There is everything wrong with saying "Because you did such and such, you are stupid, worthless, etc." My complaint about most of the talk show hosts I hear on the radio, whether liberal or conservative, is that they poison the American mind. Rather than just disagreeing about facts and their interpretation, they dismiss the intelligence or emotional stability of the other side. The poison is real and it is spreading. How many liberals have you heard habitually characterizing conservatives as reactionary, selfish, or racist? How many conservatives have you heard habitually characterizing liberals as simple-minded, emotional, or impractical?

Why does no one criticize political spending in terms of the number of mouths it could feed? I dread every major election year because political parties spend fortunes to keep the American public from discussing basic issues objectively. To do so would be to admit that each party has some truth behind its platform, and that nobody operates without self-interest of one kind or another.

Conflict -- disagreement discussed thoroughly and fairly -- is the primary means of advancing the truth. Careful listening and thoughtful response advance common understanding and progress.
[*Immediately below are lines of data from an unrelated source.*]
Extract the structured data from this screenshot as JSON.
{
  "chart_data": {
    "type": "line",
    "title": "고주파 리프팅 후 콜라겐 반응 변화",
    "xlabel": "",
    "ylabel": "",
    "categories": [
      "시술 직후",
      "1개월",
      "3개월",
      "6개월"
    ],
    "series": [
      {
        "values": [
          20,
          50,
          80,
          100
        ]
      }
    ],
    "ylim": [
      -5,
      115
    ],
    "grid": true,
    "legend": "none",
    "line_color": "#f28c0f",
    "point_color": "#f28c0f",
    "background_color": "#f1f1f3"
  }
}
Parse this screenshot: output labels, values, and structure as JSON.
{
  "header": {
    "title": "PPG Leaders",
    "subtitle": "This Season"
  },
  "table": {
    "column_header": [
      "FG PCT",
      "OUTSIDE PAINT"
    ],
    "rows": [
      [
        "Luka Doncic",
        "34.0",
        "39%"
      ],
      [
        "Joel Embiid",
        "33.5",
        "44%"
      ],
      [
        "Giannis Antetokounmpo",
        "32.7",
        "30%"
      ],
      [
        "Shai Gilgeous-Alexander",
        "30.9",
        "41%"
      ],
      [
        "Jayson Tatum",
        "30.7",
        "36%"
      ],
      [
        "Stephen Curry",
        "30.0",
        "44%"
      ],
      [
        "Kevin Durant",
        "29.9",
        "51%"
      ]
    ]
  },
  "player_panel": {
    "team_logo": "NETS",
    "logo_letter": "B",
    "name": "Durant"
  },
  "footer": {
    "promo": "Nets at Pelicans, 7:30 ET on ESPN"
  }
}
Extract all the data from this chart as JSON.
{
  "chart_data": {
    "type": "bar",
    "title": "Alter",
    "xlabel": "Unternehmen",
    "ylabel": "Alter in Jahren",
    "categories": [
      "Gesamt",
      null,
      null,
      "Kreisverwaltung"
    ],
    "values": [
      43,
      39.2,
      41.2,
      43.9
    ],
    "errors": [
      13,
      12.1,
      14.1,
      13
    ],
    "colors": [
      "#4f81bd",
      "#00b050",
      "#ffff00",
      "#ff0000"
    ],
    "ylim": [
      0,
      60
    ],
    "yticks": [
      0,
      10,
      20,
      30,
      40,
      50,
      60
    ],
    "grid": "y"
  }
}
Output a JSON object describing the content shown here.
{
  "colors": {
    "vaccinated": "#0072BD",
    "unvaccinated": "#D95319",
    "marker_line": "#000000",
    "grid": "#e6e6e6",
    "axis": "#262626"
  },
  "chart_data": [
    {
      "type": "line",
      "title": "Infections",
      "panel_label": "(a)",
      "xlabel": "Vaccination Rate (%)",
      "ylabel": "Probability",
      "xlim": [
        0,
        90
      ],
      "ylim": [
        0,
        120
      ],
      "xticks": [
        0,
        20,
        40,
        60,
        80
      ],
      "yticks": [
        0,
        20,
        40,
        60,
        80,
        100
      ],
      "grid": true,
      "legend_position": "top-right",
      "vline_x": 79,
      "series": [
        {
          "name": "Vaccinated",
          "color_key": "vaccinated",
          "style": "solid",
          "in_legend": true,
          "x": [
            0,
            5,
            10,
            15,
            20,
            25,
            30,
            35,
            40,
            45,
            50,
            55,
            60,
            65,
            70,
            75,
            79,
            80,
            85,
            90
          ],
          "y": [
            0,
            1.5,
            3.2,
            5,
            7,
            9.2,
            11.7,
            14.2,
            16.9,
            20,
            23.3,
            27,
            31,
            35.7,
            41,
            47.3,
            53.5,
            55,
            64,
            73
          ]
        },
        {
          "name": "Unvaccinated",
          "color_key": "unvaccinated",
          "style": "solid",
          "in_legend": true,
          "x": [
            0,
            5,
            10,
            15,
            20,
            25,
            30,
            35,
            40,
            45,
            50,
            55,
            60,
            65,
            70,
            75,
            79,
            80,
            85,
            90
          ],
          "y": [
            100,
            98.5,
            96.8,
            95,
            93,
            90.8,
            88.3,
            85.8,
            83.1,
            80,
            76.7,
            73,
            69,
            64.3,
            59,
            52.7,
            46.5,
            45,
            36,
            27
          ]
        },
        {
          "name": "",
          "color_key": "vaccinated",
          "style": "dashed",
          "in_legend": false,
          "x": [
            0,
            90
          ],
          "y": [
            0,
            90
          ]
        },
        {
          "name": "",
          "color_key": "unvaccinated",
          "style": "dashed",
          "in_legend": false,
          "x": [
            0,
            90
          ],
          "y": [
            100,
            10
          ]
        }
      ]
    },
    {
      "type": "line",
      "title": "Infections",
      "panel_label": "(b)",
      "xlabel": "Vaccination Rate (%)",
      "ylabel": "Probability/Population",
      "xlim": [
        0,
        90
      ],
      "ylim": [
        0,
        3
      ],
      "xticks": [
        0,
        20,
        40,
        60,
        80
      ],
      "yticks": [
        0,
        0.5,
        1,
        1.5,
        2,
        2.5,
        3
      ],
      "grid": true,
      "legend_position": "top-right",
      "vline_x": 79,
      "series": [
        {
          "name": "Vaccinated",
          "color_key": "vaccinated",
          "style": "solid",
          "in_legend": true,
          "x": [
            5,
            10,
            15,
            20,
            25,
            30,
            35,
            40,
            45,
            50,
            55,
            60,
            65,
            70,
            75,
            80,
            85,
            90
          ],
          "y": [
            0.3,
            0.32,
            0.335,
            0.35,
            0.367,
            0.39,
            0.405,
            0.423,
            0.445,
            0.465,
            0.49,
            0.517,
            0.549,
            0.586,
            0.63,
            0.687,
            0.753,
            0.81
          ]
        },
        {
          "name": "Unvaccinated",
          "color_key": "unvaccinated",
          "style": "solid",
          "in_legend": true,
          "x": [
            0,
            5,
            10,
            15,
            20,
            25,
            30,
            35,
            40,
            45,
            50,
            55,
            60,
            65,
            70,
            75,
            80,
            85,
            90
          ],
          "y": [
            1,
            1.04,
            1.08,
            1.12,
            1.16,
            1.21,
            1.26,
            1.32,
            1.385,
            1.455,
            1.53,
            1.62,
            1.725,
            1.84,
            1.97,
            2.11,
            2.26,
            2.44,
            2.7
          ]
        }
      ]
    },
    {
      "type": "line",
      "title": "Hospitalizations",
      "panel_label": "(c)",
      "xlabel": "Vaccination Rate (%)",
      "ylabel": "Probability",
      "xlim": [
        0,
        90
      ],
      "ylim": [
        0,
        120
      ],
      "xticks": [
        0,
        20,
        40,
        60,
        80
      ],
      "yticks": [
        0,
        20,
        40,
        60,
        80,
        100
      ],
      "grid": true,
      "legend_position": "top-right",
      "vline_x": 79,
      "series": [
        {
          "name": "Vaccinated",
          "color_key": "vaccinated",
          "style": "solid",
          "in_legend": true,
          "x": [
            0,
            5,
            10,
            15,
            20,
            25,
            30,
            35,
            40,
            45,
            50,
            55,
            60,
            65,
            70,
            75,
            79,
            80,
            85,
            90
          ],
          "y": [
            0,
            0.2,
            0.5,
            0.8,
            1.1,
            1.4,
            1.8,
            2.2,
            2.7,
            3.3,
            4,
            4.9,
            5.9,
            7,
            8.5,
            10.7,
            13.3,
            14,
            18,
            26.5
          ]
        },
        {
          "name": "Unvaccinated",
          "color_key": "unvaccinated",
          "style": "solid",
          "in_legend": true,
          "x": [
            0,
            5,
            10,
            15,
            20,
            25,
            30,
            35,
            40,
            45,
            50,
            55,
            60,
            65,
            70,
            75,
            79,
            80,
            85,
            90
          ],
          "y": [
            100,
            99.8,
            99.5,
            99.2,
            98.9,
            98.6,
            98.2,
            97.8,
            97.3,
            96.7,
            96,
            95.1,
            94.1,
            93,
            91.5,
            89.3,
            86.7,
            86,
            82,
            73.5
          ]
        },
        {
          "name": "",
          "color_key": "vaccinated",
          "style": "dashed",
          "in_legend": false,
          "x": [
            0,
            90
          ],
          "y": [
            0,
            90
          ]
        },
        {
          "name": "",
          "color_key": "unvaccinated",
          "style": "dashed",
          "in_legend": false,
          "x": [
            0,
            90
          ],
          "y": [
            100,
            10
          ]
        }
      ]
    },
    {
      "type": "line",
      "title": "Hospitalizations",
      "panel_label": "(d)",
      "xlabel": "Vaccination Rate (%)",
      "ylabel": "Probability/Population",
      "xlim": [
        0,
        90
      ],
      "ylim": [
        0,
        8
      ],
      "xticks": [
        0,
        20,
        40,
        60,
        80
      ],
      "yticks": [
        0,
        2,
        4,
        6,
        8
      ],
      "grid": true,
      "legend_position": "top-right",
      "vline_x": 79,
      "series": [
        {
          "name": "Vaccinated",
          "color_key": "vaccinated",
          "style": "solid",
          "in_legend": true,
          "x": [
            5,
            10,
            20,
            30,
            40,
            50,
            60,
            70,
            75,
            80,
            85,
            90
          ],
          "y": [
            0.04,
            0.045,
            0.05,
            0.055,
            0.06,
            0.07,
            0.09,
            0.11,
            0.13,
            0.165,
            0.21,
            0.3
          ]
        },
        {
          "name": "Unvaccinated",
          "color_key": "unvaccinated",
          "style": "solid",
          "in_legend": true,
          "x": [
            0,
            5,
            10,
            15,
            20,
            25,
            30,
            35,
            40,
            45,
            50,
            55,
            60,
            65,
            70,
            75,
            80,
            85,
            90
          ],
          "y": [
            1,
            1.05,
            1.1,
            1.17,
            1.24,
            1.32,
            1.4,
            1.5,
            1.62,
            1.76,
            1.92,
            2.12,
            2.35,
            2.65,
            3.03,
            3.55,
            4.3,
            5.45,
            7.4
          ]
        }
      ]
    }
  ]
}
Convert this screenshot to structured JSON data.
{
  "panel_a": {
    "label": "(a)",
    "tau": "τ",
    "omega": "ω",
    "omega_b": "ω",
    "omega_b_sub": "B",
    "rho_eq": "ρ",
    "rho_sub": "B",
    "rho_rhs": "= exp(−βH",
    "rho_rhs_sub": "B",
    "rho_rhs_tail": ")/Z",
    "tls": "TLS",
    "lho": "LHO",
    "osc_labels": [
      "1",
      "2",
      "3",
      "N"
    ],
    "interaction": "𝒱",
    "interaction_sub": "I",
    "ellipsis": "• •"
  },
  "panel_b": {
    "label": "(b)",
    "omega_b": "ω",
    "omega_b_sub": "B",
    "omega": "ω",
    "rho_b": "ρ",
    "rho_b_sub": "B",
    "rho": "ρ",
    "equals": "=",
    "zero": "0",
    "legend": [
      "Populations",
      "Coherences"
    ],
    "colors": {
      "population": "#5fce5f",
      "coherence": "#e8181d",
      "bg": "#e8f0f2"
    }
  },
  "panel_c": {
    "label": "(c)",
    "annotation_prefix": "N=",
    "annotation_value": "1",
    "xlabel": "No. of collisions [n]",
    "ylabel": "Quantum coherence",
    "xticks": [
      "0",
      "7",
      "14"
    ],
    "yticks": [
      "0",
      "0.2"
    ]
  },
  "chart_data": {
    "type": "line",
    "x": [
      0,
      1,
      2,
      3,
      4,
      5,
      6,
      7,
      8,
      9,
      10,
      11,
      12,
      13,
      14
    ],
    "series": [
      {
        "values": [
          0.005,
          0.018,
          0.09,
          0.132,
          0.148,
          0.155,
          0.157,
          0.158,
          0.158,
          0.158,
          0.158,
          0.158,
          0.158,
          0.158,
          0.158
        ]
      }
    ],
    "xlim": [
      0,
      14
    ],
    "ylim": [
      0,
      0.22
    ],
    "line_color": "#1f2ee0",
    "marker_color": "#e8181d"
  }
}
Conflict that is kept on the level of ideas but does not discuss personalities is a sign of health, of thinking.

That some political and religious movements teach people not to think is a burden that diminishes every culture. Even in an age when it seems that "sensitivity" remains the highest virtue, it is no sin to disagree vigorously with an idea or someone's perception of events.

On the other hand, perhaps it is a sin to confuse being valuable with being right. Surely, no one is always right! The first sign of healthy humility is the ability to be taught. Conflict without nastiness, then, may be the most caring path of all.